A new study from financial research firm TransUnion revealed that more than half of mobile sports bettors earn high incomes.
The study defines high earners as those with incomes over $100,000 per year. TransUnion’s online survey polled 2,739 adults across the country, of which 54% fall into that bracket. Previous research from the National Council on Problem Gambling and YouGov has likewise shown that both high and low earners gamble with greater frequency than those close to the median.
While it revealed that a majority of bettors are in good financial standing, TransUnion’s study also showed that consumers hold significant concerns about inflation.
Those fears are leading bettors – including those top earners – to save more money in emergency funds than the overall population.
Is a Sports Betting Slowdown Coming?
Based on consumer habits observed in recent years, that decrease in liquidity could lead to the sports betting industry experiencing a slowdown. So says TransUnion’s Senior Manager of U.S. Gaming, Declan Raines.
In an interview, Raines told Bonus:
We’ve seen how strong that relationship is, especially over the last few years in the COVID environment. Seeing when inflation really starts to hit consumer budgets and consumer liquidity, and you see that downward tick in performance as well.
Consumers are altering their spending behavior amid inflation concerns. Raines sees this as “likely to impact the industry” – especially given its massive growth in recent years.
Still, the study highlighted a number of indicators that sports bettors are generally well-funded and optimistic. In addition to its findings about income demographics, TransUnion revealed that:
- 67% of mobile sports bettors’ income increased in the last three months (compared to 32% of the total population)
- 71% of mobile sports bettors expect their income to increase in the next three months (compared to 45% of the total population)
- 83% of mobile sports bettors are optimistic about their household finances over the next year (compared to 58% of the total population)
Decreasing Consumer Liquidity
However, despite their high incomes and optimism about the future, many bettors face challenges in the present.
TransUnion’s study found signs of decreasing consumer liquidity among bettors. It revealed that 79% of mobile sports bettors were concerned about whether they can pay their current bills and loans in full. Of the total survey group, just 52% had that concern.

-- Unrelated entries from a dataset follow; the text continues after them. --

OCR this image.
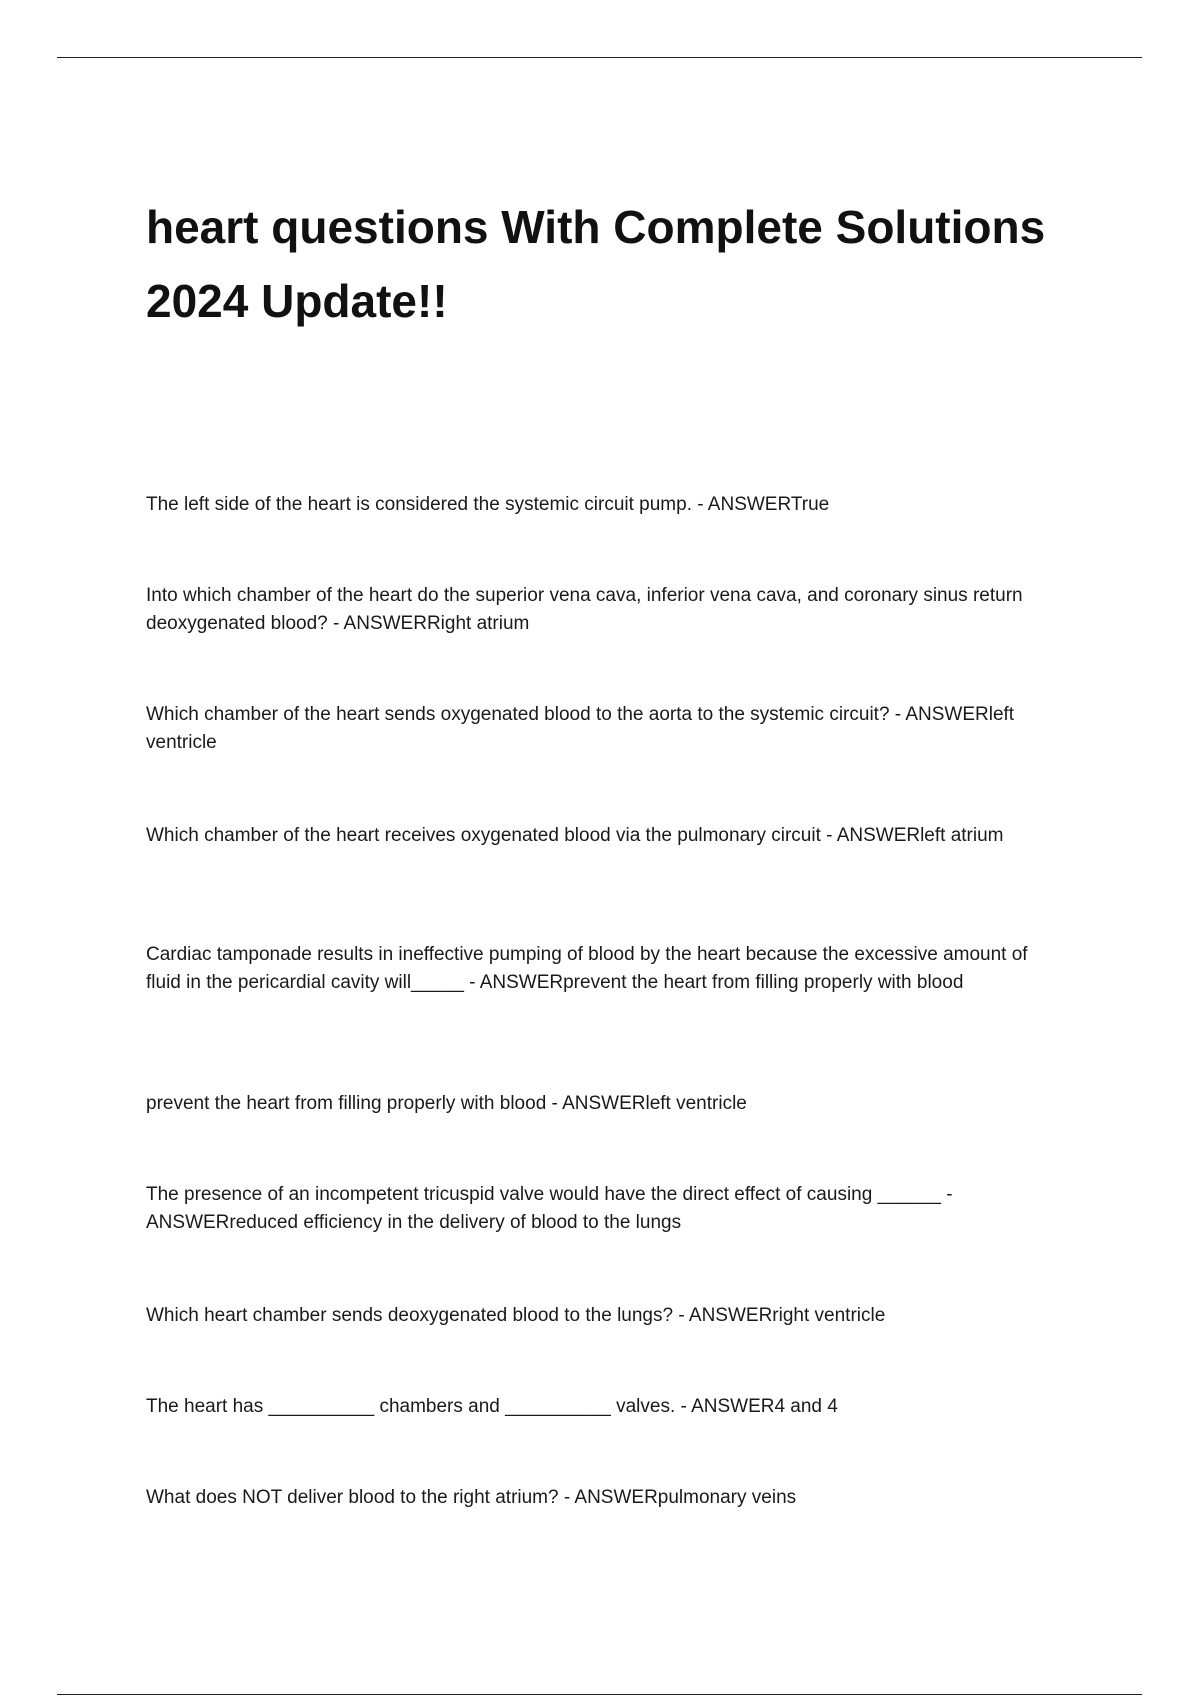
heart questions With Complete Solutions 2024 Update!!
The left side of the heart is considered the systemic circuit pump. - ANSWERTrue
Into which chamber of the heart do the superior vena cava, inferior vena cava, and coronary sinus return deoxygenated blood? - ANSWERRight atrium
Which chamber of the heart sends oxygenated blood to the aorta to the systemic circuit? - ANSWERleft ventricle
Which chamber of the heart receives oxygenated blood via the pulmonary circuit - ANSWERleft atrium
Cardiac tamponade results in ineffective pumping of blood by the heart because the excessive amount of fluid in the pericardial cavity will_____ - ANSWERprevent the heart from filling properly with blood
prevent the heart from filling properly with blood - ANSWERleft ventricle
The presence of an incompetent tricuspid valve would have the direct effect of causing ______ - ANSWERreduced efficiency in the delivery of blood to the lungs
Which heart chamber sends deoxygenated blood to the lungs? - ANSWERright ventricle
The heart has __________ chambers and __________ valves. - ANSWER4 and 4
What does NOT deliver blood to the right atrium? - ANSWERpulmonary veins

Such figures are part of why operators attempt to differentiate resilient consumers from distressed ones. It’s a struggle, however, as their dependence on first-party data limits what they know about a player.
In the UK, the concept of affordability checks has been floated repeatedly. It’s an unpopular suggestion with many, however, particularly privacy and civil liberty advocates. It would likely be an even tougher sell in the US.
Poll Includes Residents of All 50 States
The survey notably included participants from all 50 states. That, of course, includes many where mobile betting – or betting in general – is not yet legal. TransUnion didn’t ask respondents whether they were betting using regulated apps or black market offshore operators.
Bonus asked Rainey about this decision, and whether targeting the survey specifically at users of regulated betting apps would have changed its results. He said:
The reason that we ask consumers in simple terms whether they engage in online sports betting, and then how much they are, it is to make the results as clean as possible.
Do you engage in unregulated or regulated is a difficult question because most people don’t know they’re engaging in unregulated activities; the unregulated and offshore sites do a very good job of making it seem like you’re engaging in licensed, regulated activities when you’re not.
Raines admitted, however, that where people are placing their bets is “absolutely insight that I would like us to know, but it’s just, from a survey perspective, it’s really challenging to try and get that level of detail in a survey like this.”
Establishing a Benchmark
Comparing this week’s findings about inflation to earlier data is challenging. In contrast to the company’s previous research, this was the first study to ask consumers about their mobile sports betting activity. However, Raines is confident that future iterations will offer valuable data about how the trends identified in this study shift over time.
This online survey of 2,739 adults was conducted May 12–19, 2022 by TransUnion in partnership with third-party research provider Dynata. Adults 18 years of age and older residing in the United States participated using an online research panel method across a combination of desktop, mobile and tablet devices. To ensure general population sample representativeness, the survey included quotas to balance responses to the census statistics on the dimensions of age, gender, household income, race and region.